Pendapat ini disampaikan pengamat politik dari Universitas Indonesia, Iberamsjah. "Kader Partai Golkar tersebar di seluruh daerah di Indonesia dan telah memiliki sejarah perjalanan politik yang panjang sehingga kepemimpinan Partai Demokratis harus demokratis dan mengakomodasi aspirasi kader," kata Iberamsjah ketika dihubungi melalui telepon selulernya, di Jakarta, Senin (23/9).
Menurut Iberamsyah, partai sebesar Golkar tidak bisa dipimpin seperti memimpin perusahaan dengan cara yang tidak demokratis. Ia menilai kepemimpinan Ketua Umum Aburizal Bakrie sekarang seperti memimpin perusahaan dan tidak demokratis.

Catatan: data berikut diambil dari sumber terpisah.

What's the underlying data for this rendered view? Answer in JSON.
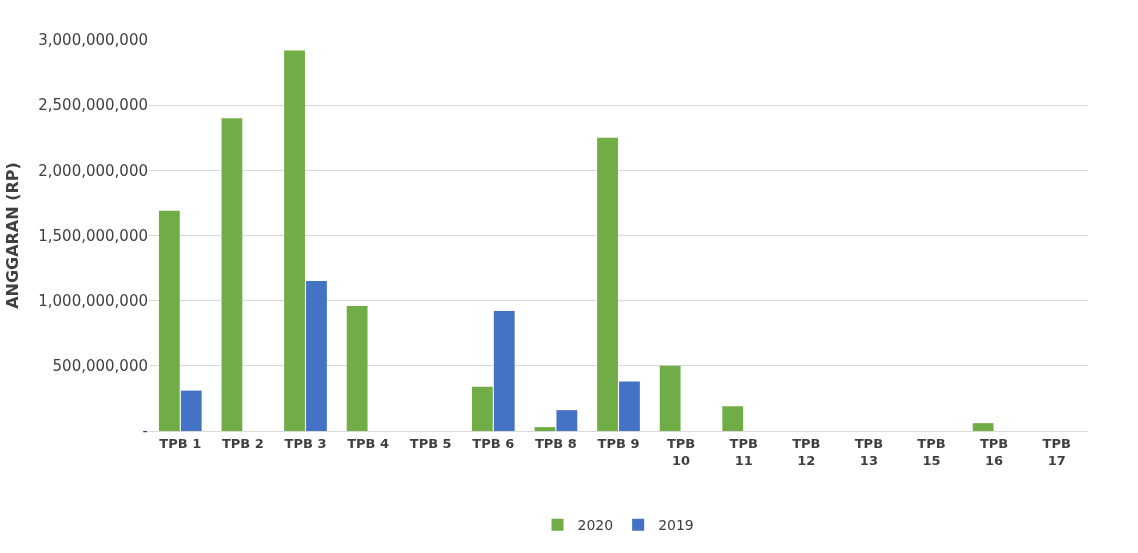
{
  "chart_data": {
    "type": "bar",
    "ylabel": "ANGGARAN (RP)",
    "categories": [
      "TPB 1",
      "TPB 2",
      "TPB 3",
      "TPB 4",
      "TPB 5",
      "TPB 6",
      "TPB 8",
      "TPB 9",
      "TPB 10",
      "TPB 11",
      "TPB 12",
      "TPB 13",
      "TPB 15",
      "TPB 16",
      "TPB 17"
    ],
    "series": [
      {
        "name": "2020",
        "color": "#70ad47",
        "values": [
          1690000000,
          2400000000,
          2920000000,
          960000000,
          0,
          340000000,
          30000000,
          2250000000,
          500000000,
          190000000,
          0,
          0,
          0,
          60000000,
          0
        ]
      },
      {
        "name": "2019",
        "color": "#4472c4",
        "values": [
          310000000,
          0,
          1150000000,
          0,
          0,
          920000000,
          160000000,
          380000000,
          0,
          0,
          0,
          0,
          0,
          0,
          0
        ]
      }
    ],
    "ylim": [
      0,
      3000000000
    ],
    "yticks": [
      {
        "value": 0,
        "label": "-"
      },
      {
        "value": 500000000,
        "label": "500,000,000"
      },
      {
        "value": 1000000000,
        "label": "1,000,000,000"
      },
      {
        "value": 1500000000,
        "label": "1,500,000,000"
      },
      {
        "value": 2000000000,
        "label": "2,000,000,000"
      },
      {
        "value": 2500000000,
        "label": "2,500,000,000"
      },
      {
        "value": 3000000000,
        "label": "3,000,000,000"
      }
    ],
    "grid": "y",
    "legend": "bottom"
  }
}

"Misalnya, melarang orang beda pendapat serta melarang kader-kader senior yang mengusulkan untuk evaluasi calon presiden," kata Iberamsjah.
Tokoh senior yang mengusulkan evaluasi calon presiden jika elektabilitas Ical belum juga meningkat adalah Ketua Dewan Pertimbangan Partai Golkar, Akbar Tandjung. Menurut Iberamsjah, bagaimana mungkin orang sekelas Akbar Tandjung dilarang berpendapat.
"Dia mantan ketua DPR RI dan beberapa kali menjadi menteri. Ketika menjadi ketua umum, Pak Akbar juga berjuang keras untuk mempertahankan Partai Golkar," katanya.
Staf pengajar FISIP Universitas Indonesia ini berkata, Ical memimpin Partai Golkar seperti memimpin perusahaan, bukan seperti memimpin partai politik besar.
Dampak dari gaya kepemimpinan perusahaan, menurut dia, terjadi benih-benih ketidakpuasan yang memuncak pada perseteruan antarelite Partai Golkar.